The Cornell-led team first scanned a portion of the night sky for signs of invisible galaxies using an instrument on Spitzer called the multiband imaging photometer. The team then compared the thousands of galaxies seen in this infrared data to the deepest available ground-based optical images of the same region, obtained by the National Optical Astronomy Observatory Deep Wide-Field Survey. This led to identification of 31 galaxies that can be seen only by Spitzer. “This large area took us many months to survey from the ground,” said Dr. Buell Jannuzi, co-principal investigator for the Deep Wide-Field Survey, “so the dusty galaxies Spitzer found truly are needles in a cosmic haystack.”

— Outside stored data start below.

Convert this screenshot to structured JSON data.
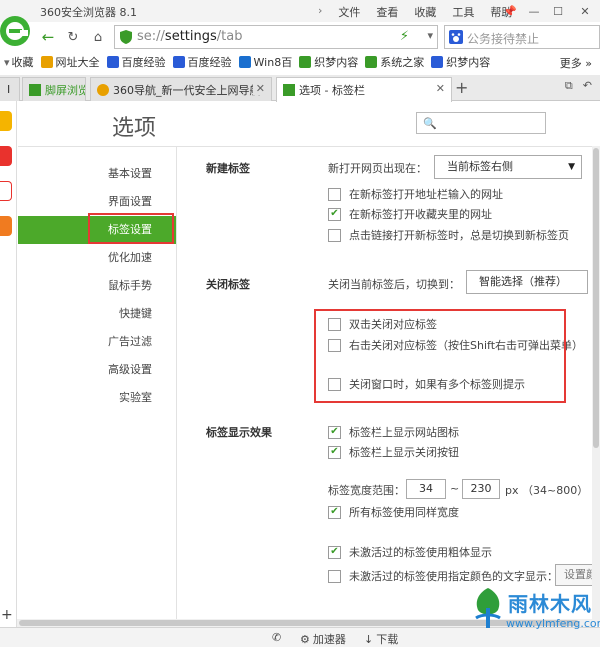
{
  "window": {
    "title": "360安全浏览器 8.1",
    "menu": [
      "文件",
      "查看",
      "收藏",
      "工具",
      "帮助"
    ],
    "controls": {
      "pin": "📌",
      "minimize": "—",
      "maximize": "☐",
      "close": "✕"
    }
  },
  "navbar": {
    "back_icon": "arrow-left-icon",
    "address_prefix": "se://",
    "address_path": "settings",
    "address_suffix": "/tab",
    "search_text": "公务接待禁止"
  },
  "bookmarks": {
    "favorites_label": "收藏",
    "items": [
      {
        "label": "网址大全",
        "color": "#e8a000"
      },
      {
        "label": "百度经验",
        "color": "#2a5bd7"
      },
      {
        "label": "百度经验",
        "color": "#2a5bd7"
      },
      {
        "label": "Win8百",
        "color": "#1a6fcf"
      },
      {
        "label": "织梦内容",
        "color": "#3a9b28"
      },
      {
        "label": "系统之家",
        "color": "#3a9b28"
      },
      {
        "label": "织梦内容",
        "color": "#2a5bd7"
      }
    ],
    "more_label": "更多"
  },
  "tabs": [
    {
      "label": "I",
      "active": false
    },
    {
      "label": "脚屏浏览",
      "active": false
    },
    {
      "label": "360导航_新一代安全上网导航",
      "active": false
    },
    {
      "label": "选项 - 标签栏",
      "active": true
    }
  ],
  "page": {
    "title": "选项",
    "nav": [
      {
        "label": "基本设置",
        "active": false
      },
      {
        "label": "界面设置",
        "active": false
      },
      {
        "label": "标签设置",
        "active": true
      },
      {
        "label": "优化加速",
        "active": false
      },
      {
        "label": "鼠标手势",
        "active": false
      },
      {
        "label": "快捷键",
        "active": false
      },
      {
        "label": "广告过滤",
        "active": false
      },
      {
        "label": "高级设置",
        "active": false
      },
      {
        "label": "实验室",
        "active": false
      }
    ]
  },
  "new_tab": {
    "title": "新建标签",
    "open_position_label": "新打开网页出现在：",
    "open_position_value": "当前标签右侧",
    "options": [
      {
        "label": "在新标签打开地址栏输入的网址",
        "checked": false
      },
      {
        "label": "在新标签打开收藏夹里的网址",
        "checked": true
      },
      {
        "label": "点击链接打开新标签时，总是切换到新标签页",
        "checked": false
      }
    ]
  },
  "close_tab": {
    "title": "关闭标签",
    "switch_label": "关闭当前标签后，切换到：",
    "switch_value": "智能选择（推荐）",
    "options": [
      {
        "label": "双击关闭对应标签",
        "checked": false
      },
      {
        "label": "右击关闭对应标签（按住Shift右击可弹出菜单）",
        "checked": false
      },
      {
        "label": "关闭窗口时，如果有多个标签则提示",
        "checked": false
      }
    ]
  },
  "tab_display": {
    "title": "标签显示效果",
    "options": [
      {
        "label": "标签栏上显示网站图标",
        "checked": true
      },
      {
        "label": "标签栏上显示关闭按钮",
        "checked": true
      }
    ],
    "width_label": "标签宽度范围：",
    "width_min": "34",
    "width_sep": "~",
    "width_max": "230",
    "width_hint": "px （34~800）",
    "same_width": {
      "label": "所有标签使用同样宽度",
      "checked": true
    },
    "bold_inactive": {
      "label": "未激活过的标签使用粗体显示",
      "checked": true
    },
    "color_inactive": {
      "label": "未激活过的标签使用指定颜色的文字显示：",
      "checked": false
    },
    "color_button": "设置颜色"
  },
  "statusbar": {
    "accelerator": "加速器",
    "download": "下载"
  },
  "watermark": {
    "brand": "雨林木风",
    "url": "www.ylmfeng.com"
  },
  "colors": {
    "accent_green": "#4ca92a",
    "highlight_red": "#e53935",
    "watermark_blue": "#2b8ad6"
  }
}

Further observations using Spitzer’s infrared spectrograph revealed the presence of silicate dust in 17 of these 31 galaxies. Silicate dust grains are planetary building blocks like sand, only smaller. This is the furthest back in time that silicate dust has been detected around a galaxy. “Finding silicate dust at this very early epoch is important for understanding when planetary systems like our own arose in the evolution of galaxies,” said Dr. Thomas Soifer, study co-author, director of the Spitzer Science Center, Pasadena, Calif., and professor of physics at the California Institute of Technology, also in Pasadena.
This silicate dust also helped astronomers determine how far away the galaxies are from Earth. “We can break apart the light from a distant galaxy using a spectrograph, but only if we see a recognizable signature from a mineral like silicate, can we figure out the distance to that galaxy,” Soifer said.
In this case, the galaxies were dated back to a time when the universe was only three billion years old, less than one-quarter of its present age of 13.5 billion years. Galaxies similar to these in dustiness, but much closer to Earth, were first hinted at in 1983 via observations made by the joint NASA-European Infrared Astronomical Satellite. Later, the European Space Agency’s Infrared Space Observatory faintly recorded comparable, nearby objects. It took Spitzer’s improved sensitivity, 100 times greater than past missions, to finally seek out the dusty galaxies at great distances.
The National Optical Astronomy Observatory Deep Wide-Field Survey used the National Science Foundation’s 4-meter (13-foot) telescope at Kitt Peak National Observatory, located southwest of Tucson, Ariz.
NASA’s Jet Propulsion Laboratory, Pasadena, Calif., manages the Spitzer Space Telescope mission for NASA’s Science Mission Directorate, Washington, D.C. Science operations are conducted at the Spitzer Science Center. JPL is a division of Caltech. The infrared spectrograph was built by Ball Aerospace Corporation, Boulder, Colo., and Cornell; its development was led by Houck. The multiband imaging photometer was built by Ball Aerospace Corporation, the University of Arizona, Tucson, Ariz., and Boeing North American, Canoga Park, Calif.; its development was led by Dr. George Rieke of the University of Arizona.
The Infrared Astronomical Satellite was a joint effort between NASA, the Science and Engineering Research Council, United Kingdom and the Netherlands Agency for Aerospace Programmes, the Netherlands.